1. Right from Ray on a graveled county road to the WILLIAM SIMPSON FARM HOME, 8 m., where there is an unusual Collection (open) of South African oddities, collected by Simpson, a Scotchman, who during several years there obtained animal skins, beads, heads, and horns from the natives.
2. Left from Ray on a dirt graded county highway to the junction with another road, 10 m.; L. here to the first Well and Derrick of the Big Viking Oil Company, on the Nesson Flats, 17 m., a level bench just above the Missouri River opposite the mouth of TOBACCO GARDEN CREEK (see Tour 10). Interest in a prospective oil field here led to a 40-day $25,000 survey and the expenditure of $195,000 in test well drilling by the Standard Oil Company of California in 1937. More than 200,000 acres in oil leases were taken up in the vicinity, and the company plans (1938) to expend another $200,000 before completing the test drilling.
Opposite Nesson Flats near the mouth of Tobacco Garden Creek an attack upon a river steamer was made by a Sioux war party July 7, 1863. The Sioux, goaded to hostility by repeated violations of treaties and corrupt handling of annuity goods by governmental agencies, had met the Robert Campbell at Fort Pierre, S. Dak., to ask for the goods due them. When Samuel M. Latta, Indian agent in charge of distribution of the boat's cargo—a newcomer in the Indian service, arrogant and none too scrupulous—withheld one-third of the goods, the Indians vowed to follow the boat up the river to Fort Benton, its destination. For 600 miles they harassed the steamer, pouring shots into it at every vantage point, attacking the crew at each woodyard, and making life miserable for all on board.
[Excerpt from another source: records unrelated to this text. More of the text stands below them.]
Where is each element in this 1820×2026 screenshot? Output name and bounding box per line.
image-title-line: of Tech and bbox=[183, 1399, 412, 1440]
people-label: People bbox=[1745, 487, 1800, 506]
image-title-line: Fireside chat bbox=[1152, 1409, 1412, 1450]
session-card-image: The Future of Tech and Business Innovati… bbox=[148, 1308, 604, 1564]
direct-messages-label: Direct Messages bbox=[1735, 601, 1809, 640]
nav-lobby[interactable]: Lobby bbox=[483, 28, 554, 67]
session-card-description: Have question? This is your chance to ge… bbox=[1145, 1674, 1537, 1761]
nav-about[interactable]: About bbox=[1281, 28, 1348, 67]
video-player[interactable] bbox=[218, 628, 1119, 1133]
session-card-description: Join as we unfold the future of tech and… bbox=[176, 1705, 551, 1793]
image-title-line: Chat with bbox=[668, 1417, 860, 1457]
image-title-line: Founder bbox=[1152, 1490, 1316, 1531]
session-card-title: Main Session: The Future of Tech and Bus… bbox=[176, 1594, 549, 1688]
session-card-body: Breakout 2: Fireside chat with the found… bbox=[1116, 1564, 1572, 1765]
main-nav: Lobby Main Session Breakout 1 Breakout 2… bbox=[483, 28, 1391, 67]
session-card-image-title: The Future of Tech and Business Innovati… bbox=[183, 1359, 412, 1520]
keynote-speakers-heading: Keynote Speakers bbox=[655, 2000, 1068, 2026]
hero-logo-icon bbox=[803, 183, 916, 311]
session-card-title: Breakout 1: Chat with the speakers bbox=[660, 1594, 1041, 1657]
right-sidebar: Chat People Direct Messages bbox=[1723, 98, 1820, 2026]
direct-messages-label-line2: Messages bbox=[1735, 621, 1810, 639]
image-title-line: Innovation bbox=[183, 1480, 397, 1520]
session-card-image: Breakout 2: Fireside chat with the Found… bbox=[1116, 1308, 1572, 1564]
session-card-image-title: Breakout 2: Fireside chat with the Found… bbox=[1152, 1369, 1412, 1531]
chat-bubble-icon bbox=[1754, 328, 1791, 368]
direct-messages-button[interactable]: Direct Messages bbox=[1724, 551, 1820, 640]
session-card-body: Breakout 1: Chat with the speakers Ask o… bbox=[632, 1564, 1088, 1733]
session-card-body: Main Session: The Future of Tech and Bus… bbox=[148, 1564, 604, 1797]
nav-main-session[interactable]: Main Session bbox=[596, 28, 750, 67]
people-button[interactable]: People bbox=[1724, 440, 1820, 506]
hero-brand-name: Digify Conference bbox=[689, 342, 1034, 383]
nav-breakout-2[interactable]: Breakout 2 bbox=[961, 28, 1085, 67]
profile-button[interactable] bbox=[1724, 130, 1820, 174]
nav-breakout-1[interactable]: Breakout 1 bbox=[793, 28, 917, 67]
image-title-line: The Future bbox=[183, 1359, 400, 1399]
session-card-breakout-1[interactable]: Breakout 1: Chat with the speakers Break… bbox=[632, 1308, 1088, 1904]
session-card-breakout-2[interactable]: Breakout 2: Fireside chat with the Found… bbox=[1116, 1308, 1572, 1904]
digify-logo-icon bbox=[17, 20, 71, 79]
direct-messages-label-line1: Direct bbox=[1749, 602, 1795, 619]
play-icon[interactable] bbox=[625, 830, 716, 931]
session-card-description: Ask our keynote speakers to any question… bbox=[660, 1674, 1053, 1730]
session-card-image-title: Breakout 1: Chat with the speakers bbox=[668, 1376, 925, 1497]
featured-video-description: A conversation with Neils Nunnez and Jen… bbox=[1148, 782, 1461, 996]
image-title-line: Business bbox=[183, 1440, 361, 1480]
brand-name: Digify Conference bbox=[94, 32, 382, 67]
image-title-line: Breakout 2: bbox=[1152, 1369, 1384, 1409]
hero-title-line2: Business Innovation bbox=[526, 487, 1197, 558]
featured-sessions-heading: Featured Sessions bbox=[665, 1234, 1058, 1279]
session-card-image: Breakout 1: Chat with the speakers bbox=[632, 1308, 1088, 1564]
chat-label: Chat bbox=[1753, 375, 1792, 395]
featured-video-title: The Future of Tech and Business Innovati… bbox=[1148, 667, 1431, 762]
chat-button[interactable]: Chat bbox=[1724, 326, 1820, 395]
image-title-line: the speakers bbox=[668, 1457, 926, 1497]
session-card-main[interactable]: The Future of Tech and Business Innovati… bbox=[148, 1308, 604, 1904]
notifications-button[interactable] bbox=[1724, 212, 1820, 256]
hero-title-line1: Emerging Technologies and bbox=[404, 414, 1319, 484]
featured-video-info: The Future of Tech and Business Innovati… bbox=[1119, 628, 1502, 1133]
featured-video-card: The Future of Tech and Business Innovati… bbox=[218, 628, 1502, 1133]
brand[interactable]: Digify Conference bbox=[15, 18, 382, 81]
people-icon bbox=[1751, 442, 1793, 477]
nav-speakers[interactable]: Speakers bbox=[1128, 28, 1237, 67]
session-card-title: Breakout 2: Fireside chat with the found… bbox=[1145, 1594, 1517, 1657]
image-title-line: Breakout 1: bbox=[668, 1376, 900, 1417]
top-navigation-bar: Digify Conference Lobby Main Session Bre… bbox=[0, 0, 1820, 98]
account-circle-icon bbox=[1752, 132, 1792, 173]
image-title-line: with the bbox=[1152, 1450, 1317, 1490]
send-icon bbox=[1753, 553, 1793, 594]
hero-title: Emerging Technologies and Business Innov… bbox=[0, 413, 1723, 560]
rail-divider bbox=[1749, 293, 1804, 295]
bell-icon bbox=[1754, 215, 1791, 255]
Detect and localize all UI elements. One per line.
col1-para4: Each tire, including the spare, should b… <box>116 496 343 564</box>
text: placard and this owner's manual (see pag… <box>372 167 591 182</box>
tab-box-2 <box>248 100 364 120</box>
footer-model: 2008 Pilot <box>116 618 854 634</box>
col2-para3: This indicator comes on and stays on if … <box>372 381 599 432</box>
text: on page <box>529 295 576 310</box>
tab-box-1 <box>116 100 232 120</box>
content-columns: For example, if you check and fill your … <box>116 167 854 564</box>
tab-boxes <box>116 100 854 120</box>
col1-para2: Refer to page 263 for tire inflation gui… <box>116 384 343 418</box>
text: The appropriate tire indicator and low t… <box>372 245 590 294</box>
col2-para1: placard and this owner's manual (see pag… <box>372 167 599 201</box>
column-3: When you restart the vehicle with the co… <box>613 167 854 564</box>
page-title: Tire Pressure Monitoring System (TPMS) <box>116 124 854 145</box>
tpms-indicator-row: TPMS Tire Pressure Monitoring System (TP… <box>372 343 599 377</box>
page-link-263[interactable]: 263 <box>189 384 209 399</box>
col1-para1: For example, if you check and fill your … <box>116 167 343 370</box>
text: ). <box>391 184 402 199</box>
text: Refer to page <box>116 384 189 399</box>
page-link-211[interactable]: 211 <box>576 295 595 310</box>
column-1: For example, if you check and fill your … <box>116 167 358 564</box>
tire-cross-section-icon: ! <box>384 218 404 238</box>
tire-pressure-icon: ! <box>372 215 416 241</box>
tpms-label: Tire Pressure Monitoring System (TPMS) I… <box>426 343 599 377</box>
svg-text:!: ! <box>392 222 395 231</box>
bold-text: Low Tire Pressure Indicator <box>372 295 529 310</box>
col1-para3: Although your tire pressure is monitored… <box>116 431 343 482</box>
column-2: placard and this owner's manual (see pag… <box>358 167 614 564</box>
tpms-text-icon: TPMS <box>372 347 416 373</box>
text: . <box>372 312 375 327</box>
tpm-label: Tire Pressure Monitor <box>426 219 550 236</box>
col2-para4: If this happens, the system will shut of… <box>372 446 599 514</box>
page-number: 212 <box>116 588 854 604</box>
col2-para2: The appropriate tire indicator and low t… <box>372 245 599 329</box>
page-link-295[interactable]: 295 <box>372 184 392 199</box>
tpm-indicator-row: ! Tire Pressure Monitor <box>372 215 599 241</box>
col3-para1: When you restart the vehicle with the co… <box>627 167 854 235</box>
At that time the river at the mouth of Tobacco Garden Creek was quite narrow, and the Indians chose this spot for a massed attack. Joseph LaBarge, captain of the Robert Campbell, realizing the hazards of steaming through this point, made his boat fast to the opposite bank to prepare for a parley. The Sioux sent word that they wanted no trouble, only the annuity goods due them. Latta, however, refused to give up the goods, and suggested sending a yawl ashore to negotiate with the Indians. The Sioux consented, provided Latta came ashore. He, in turn, agreed to go, but when the yawl was ready he became conveniently ill in his cabin.
The yawl went ashore and had hardly landed when the Indians, angered by Latta's perfidy, attacked the crew. Three were killed and another wounded before the crew of the steamer opened fire, killing 18 Indians and 20 horses. The slain white men were buried next day on a bluff opposite the mouth of the Little Muddy Creek, where the city of Williston now stands (see below).
WHEELOCK, 342 m. (2,387 alt., 115 pop.), named for Ralph W. Wheelock, an editorial writer on the Minneapolis (Minn.) Tribune in the early 1900's, is the highest point of elevation on the G. N. Ry. in North Dakota.
Left from Wheelock on an improved dirt road to the junction with an unimproved dirt road, 5 m.; L. here 3 m. to HUNGRY GULCH, a pleasant ravine on Tobacco Garden Creek. From the base of one hill bubbles a spring of clear water, and level areas under clumps of trees invite picnic spreads on the banks of the creek. Along the stream is a deposit of "fool's gold", or pyrite, which in 1902 had gold prospectors agog in anticipation of wealth. The story is told that, in the rush to stake claims here, James Moorman, on whose land the "strike" was made, was the only person to benefit. He made a substantial profit selling the hungry prospectors his small stock of flour, in the form of pancakes, at exorbitant prices. When the supply was exhausted and appetites still were not satisfied, Moorman told them he would peel bark from the trees for them to eat. The ravine has since been known as Hungry Gulch.
South of the junction with unimproved road to SEVEN MILE HILL, 7 m., a large, fairly level elevation over which passed the old trail used by fur traders, soldiers, and travelers between Bismarck and Williston. Blue Buttes, prominent peaks in the Badlands across the Missouri, are visible in the SE. on a clear day; N. and E. is an expanse of prairie; and to the S. and W. the Missouri, with its wooded banks and lowlands, winds to the horizon. Near the foot of the hill is Cusac Springs Farm (R), where a skirmish apparently unrecorded in military annals—possibly between Indians and soldiers—took place near a spring. Rifle pits are still visible, and rifle shells and human bones have been found in them.
EPPING, 348.5 m. (2,224 alt., 183 pop.), named for Epping, in England, lies on the southern slope of one of the many rolling hills of the prairie.